Ma lo sviluppo delle smart cities prospettato dalla Saudi Vision 2030 si basa anche su un altro tipo di infrastruttura: quella della sorveglianza. Le nuove città dell’Arabia Saudita sono infatti un esempio eclatante di quello che i geografi chiamano surveillance urbanism (urbanismo di sorveglianza). Per funzionare, le smart-cities si appoggiano sulla continua raccolta di big data, essenziali per tutte le loro funzioni, dalla pianificazione dei trasporti, al monitoraggio della sostenibilità ambientale. In queste città, la stessa governance locale viene affidata al machine learning e all’intelligenza artificiale: da un lato, sostituendo lo Stato, ma dall’altro potenziando il suo ruolo che adesso riesce a penetrare in tutti gli spazi, anche quelli più banali e personali. In un contesto di teocrazia autoritaria come l’Arabia Saudita, le smart cities hanno tutti gli ingredienti per diventare spazi di esclusione, violenza e repressione, il tutto normalizzato dall’uso delle tecnologie digitali. Così, le pervasive tecnologie di telecamere a circuito chiuso, giustificate come «rafforzamento infrastrutturale» contro la minaccia del crimine o terrorismo, permettono anche il controllo delle popolazioni. Per lo Stato saudita, diventano parte chiave della ambita complete situational awareness garantita proprio dalle compagnie che forniscono programmi di sicurezza urbana nel Paese. Le infrastrutture del futuro rinascimento saudita sono, in altre parole, tutto tranne che innocenti.

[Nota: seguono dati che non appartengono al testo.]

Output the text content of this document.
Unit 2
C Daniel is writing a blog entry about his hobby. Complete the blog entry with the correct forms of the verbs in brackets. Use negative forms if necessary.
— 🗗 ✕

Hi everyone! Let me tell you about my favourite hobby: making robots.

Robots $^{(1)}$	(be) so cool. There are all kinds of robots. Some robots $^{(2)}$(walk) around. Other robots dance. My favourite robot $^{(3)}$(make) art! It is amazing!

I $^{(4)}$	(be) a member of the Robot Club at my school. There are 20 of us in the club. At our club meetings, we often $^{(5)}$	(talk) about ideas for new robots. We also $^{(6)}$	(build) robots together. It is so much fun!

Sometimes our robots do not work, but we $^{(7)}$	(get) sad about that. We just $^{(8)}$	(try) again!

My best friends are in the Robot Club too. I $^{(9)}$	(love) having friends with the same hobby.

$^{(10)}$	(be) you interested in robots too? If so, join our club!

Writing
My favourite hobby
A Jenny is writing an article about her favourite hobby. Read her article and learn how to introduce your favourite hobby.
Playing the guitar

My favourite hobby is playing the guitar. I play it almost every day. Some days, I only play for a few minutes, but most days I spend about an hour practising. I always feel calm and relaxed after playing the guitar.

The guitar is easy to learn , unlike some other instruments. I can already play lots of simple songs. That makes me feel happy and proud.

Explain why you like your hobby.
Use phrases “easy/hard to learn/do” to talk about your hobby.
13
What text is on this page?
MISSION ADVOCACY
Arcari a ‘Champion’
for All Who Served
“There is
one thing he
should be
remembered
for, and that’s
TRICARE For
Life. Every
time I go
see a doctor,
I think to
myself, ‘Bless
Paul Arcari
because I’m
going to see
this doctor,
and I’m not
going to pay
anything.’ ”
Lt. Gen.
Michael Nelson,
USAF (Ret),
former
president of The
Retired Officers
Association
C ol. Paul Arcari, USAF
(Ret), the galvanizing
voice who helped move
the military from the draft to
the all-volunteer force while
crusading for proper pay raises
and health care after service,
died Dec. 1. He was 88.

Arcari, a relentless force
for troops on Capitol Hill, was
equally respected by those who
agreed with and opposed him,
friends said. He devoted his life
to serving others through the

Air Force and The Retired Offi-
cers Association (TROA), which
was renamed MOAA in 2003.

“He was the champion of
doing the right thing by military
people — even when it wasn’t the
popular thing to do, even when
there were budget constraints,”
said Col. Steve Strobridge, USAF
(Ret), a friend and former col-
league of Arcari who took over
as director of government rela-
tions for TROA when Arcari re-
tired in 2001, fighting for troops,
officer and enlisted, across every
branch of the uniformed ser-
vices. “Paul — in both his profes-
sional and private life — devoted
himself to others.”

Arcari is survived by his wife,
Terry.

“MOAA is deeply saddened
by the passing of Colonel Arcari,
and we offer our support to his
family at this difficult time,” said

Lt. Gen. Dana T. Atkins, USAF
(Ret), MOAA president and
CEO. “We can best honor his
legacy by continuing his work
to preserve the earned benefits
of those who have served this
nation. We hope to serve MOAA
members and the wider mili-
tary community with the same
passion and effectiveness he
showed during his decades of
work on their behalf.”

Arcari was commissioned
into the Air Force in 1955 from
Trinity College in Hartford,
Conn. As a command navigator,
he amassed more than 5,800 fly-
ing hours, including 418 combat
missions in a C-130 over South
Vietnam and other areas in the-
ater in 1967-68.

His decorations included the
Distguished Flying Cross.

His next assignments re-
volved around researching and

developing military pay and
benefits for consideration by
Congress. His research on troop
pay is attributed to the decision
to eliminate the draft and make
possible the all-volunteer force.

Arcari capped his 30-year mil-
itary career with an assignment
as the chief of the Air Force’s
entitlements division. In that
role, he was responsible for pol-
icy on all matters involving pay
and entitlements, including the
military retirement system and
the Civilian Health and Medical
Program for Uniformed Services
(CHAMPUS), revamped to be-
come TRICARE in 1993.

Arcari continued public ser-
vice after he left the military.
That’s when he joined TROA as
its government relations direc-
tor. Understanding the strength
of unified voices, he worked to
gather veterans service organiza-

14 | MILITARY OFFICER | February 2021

Ci sono due possibili chiavi di lettura della kermesse di Renzi per la Saudi Vision 2030, dunque. La prima è che sia stata fatta per promuovere gli interessi economici italiani. Se così fosse, allora Renzi si troverebbe in chiaro conflitto di interessi e in una zona di incompatibilità con il suo ruolo quale senatore della Repubblica. L’altra possibile lettura è ugualmente preoccupante: se Renzi crede veramente nel modello di sviluppo neo-rinascimentale saudita, come possiamo pensare di affidare a lui la gestione delle risorse del Recovery Fund e il ministero delle Infrastrutture dell’Italia post-pandemica? I fondi Next Generation EU prevedono, sì, un ruolo chiave per le infrastrutture digitali – ma intese esplicitamente a favorire processi di inclusione e coesione (sia territoriale che sociale): aspetti che sono in netta contraddizione con il modello urbano saudita. C’è da augurarsi, allora, che la Saudi Vision 2030 abbia in comune con il programma Ciao 2030 (Cultura, infrastrutture, ambiente, opportunità) di Italia Viva solo il richiamo temporale.